Raoul started, and gazed at the heavens, the vane, and the surface of the sea; the latter beginning to show a slightly ruffled surf ace. Then his eye wandered toward Ghita. The girl had risen from her knees, and her eyes followed his every movement. When they met his, with a sweet, imploring smile, she pointed upward, as if beseeching him to pay the debt of gratitude he owed to that dread Being who had as yet borne him unharmed through the fray. He understood her meaning, kissed his hand in affectionate gallantry, and turned toward Ithuel, to pursue the discourse.

"It is too soon," he said. "We are impregnable here, and the wind is still too light. An hour hence, and we will all go together."

Ithuel grumbled; but his commander heeded it not. The judgment of the latter had decided right. The boats were rallying within musket-shot, indifferent to the danger, and it was evident the attack was to be renewed. To have attempted to escape at such an instant would have been throwing away the great advantage of the ruins, and might have endangered all, without benefiting any one.

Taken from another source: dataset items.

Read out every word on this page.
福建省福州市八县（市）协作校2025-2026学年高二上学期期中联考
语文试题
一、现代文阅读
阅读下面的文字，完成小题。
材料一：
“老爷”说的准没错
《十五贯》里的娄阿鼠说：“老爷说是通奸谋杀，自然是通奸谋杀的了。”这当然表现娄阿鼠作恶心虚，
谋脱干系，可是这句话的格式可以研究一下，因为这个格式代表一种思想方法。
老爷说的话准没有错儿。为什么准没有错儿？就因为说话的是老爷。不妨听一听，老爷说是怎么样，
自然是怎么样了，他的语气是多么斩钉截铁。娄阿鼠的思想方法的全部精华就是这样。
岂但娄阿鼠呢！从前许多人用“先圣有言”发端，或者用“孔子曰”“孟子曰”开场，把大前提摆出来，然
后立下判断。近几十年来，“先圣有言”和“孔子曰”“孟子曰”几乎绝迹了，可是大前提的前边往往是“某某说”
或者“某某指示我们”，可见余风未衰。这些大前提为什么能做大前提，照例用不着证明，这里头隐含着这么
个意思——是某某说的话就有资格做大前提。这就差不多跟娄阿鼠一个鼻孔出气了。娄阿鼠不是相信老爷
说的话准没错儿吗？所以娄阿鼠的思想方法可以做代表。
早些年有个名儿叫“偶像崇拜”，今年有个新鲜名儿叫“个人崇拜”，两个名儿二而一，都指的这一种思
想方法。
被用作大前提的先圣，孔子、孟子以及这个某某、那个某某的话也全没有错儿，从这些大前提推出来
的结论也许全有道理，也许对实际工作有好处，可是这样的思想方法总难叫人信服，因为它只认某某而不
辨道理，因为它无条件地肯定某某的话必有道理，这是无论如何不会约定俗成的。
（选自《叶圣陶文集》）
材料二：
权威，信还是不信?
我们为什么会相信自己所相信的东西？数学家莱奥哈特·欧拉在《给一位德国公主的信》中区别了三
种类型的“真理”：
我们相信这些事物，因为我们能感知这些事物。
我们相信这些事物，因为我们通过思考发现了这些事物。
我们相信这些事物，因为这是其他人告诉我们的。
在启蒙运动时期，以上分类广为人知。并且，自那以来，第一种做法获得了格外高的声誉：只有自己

In point of fact, Sir Frederick Dashwood had become keenly alive to a sense of the disgrace he was likely to incur, in the event of the ships' getting round, and robbing him of the credit of capturing the lugger. The usually apathetic nature of this young man was thoroughly aroused, and, like all who are difficult to excite, he became respectable when his energies were awakened. The boats were already collected; all the disabled were put into one of them, and ordered off to the ships; and with those that remained arrangements were made to renew the attempt. It was fortunate that Cuffe had sent an expedition so strong-handed; for notwithstanding the loss, the three launches and the cutters could still muster double the number of the French.

This time, Sir Frederick was willing to listen to counsel. Winchester, McBean, Griffin, and Strand united in advising that the boats should separate, and make their assaults from different points. This would prevent the possibility of a recurrence of so concentrated a disaster as that which had already befallen them. To the Scotchman was assigned the felucca; the Terpsichore's launch was to assail the lugger; while the two cutters and the heavier boat of the Proserpine were to dash in at the ruins. Sir Frederick still remained in his own gig, to push for the point that might seem to require his presence.

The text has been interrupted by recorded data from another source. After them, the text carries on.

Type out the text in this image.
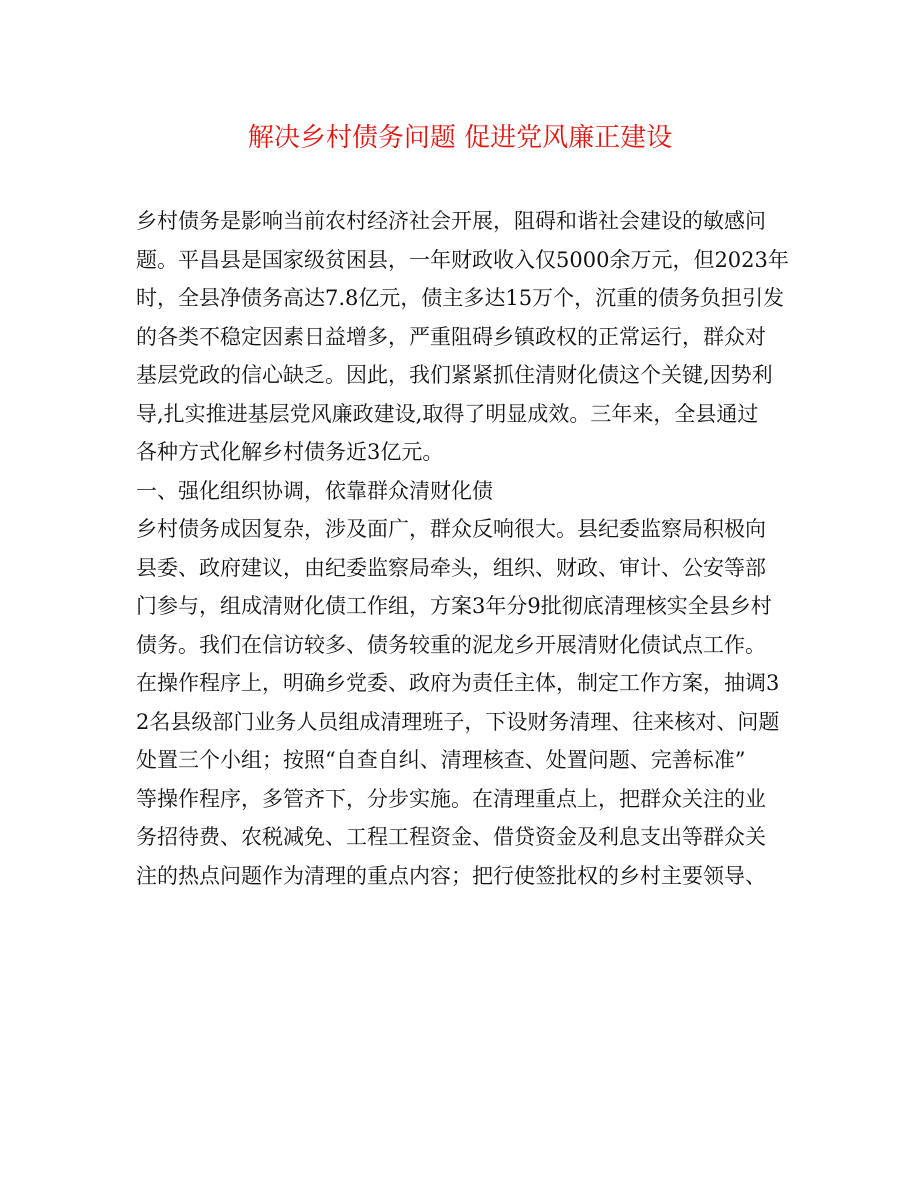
解决乡村债务问题 促进党风廉正建设
乡村债务是影响当前农村经济社会开展，阻碍和谐社会建设的敏感问
题。平昌县是国家级贫困县，一年财政收入仅5000余万元，但2023年
时，全县净债务高达7.8亿元，债主多达15万个，沉重的债务负担引发
的各类不稳定因素日益增多，严重阻碍乡镇政权的正常运行，群众对
基层党政的信心缺乏。因此，我们紧紧抓住清财化债这个关键,因势利
导,扎实推进基层党风廉政建设,取得了明显成效。三年来，全县通过
各种方式化解乡村债务近3亿元。
一、强化组织协调，依靠群众清财化债
乡村债务成因复杂，涉及面广，群众反响很大。县纪委监察局积极向
县委、政府建议，由纪委监察局牵头，组织、财政、审计、公安等部
门参与，组成清财化债工作组，方案3年分9批彻底清理核实全县乡村
债务。我们在信访较多、债务较重的泥龙乡开展清财化债试点工作。
在操作程序上，明确乡党委、政府为责任主体，制定工作方案，抽调3
2名县级部门业务人员组成清理班子，下设财务清理、往来核对、问题
处置三个小组；按照“自查自纠、清理核查、处置问题、完善标准”
等操作程序，多管齐下，分步实施。在清理重点上，把群众关注的业
务招待费、农税减免、工程工程资金、借贷资金及利息支出等群众关
注的热点问题作为清理的重点内容；把行使签批权的乡村主要领导、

McBean was the first to fire on this occasion. He threw a round-shot from his carronade into the felucca, aimed by himself, and directed with care. It fell upon one of Ithuel's carronades, broke it into a dozen pieces, knocked down no less than three men, besides injuring others less severely, and actually drove the gun it struck off its slide into the felucca's hold. This was a rough commencement, and the result being seen by all hands it greatly encouraged the assailants. Three hearty English cheers followed, and Ithuel was so far disconcerted as to fire the remaining gun, loaded as before with bullets, at least two minutes too soon. The sea was thrown into a foam, but not a man in the boats was hurt. Then the fire became general, gun after gun exploding; the rattling of small-arms filling up the pauses. The boats came on with steady, strong pulls of the oar, and this too with an impunity that often happens, though difficult to be explained. Several shot fell among the ruins, knocking the stones about, and for a minute or two all the injury was on one side. But Pintard and Ithuel felt the security conferred by the rocks in their front, and each endeavored to give one effective discharge. Ithuel succeeded the best He repaid McBean in his own coin, sending a grist of bullets into the bows of his launch, which admonished that prudent officer of the necessity of shearing toward the islet of the ruins. Pintard's assailant was brought up by the barrier in front, and turned aside also. Then, in the midst of a cloud of smoke, shouts, curses, cries, shrieks, orders, and the roar of guns, all the English precipitated themselves in a body on the principal post, and became the masters of the battery in the twinkling of an eye.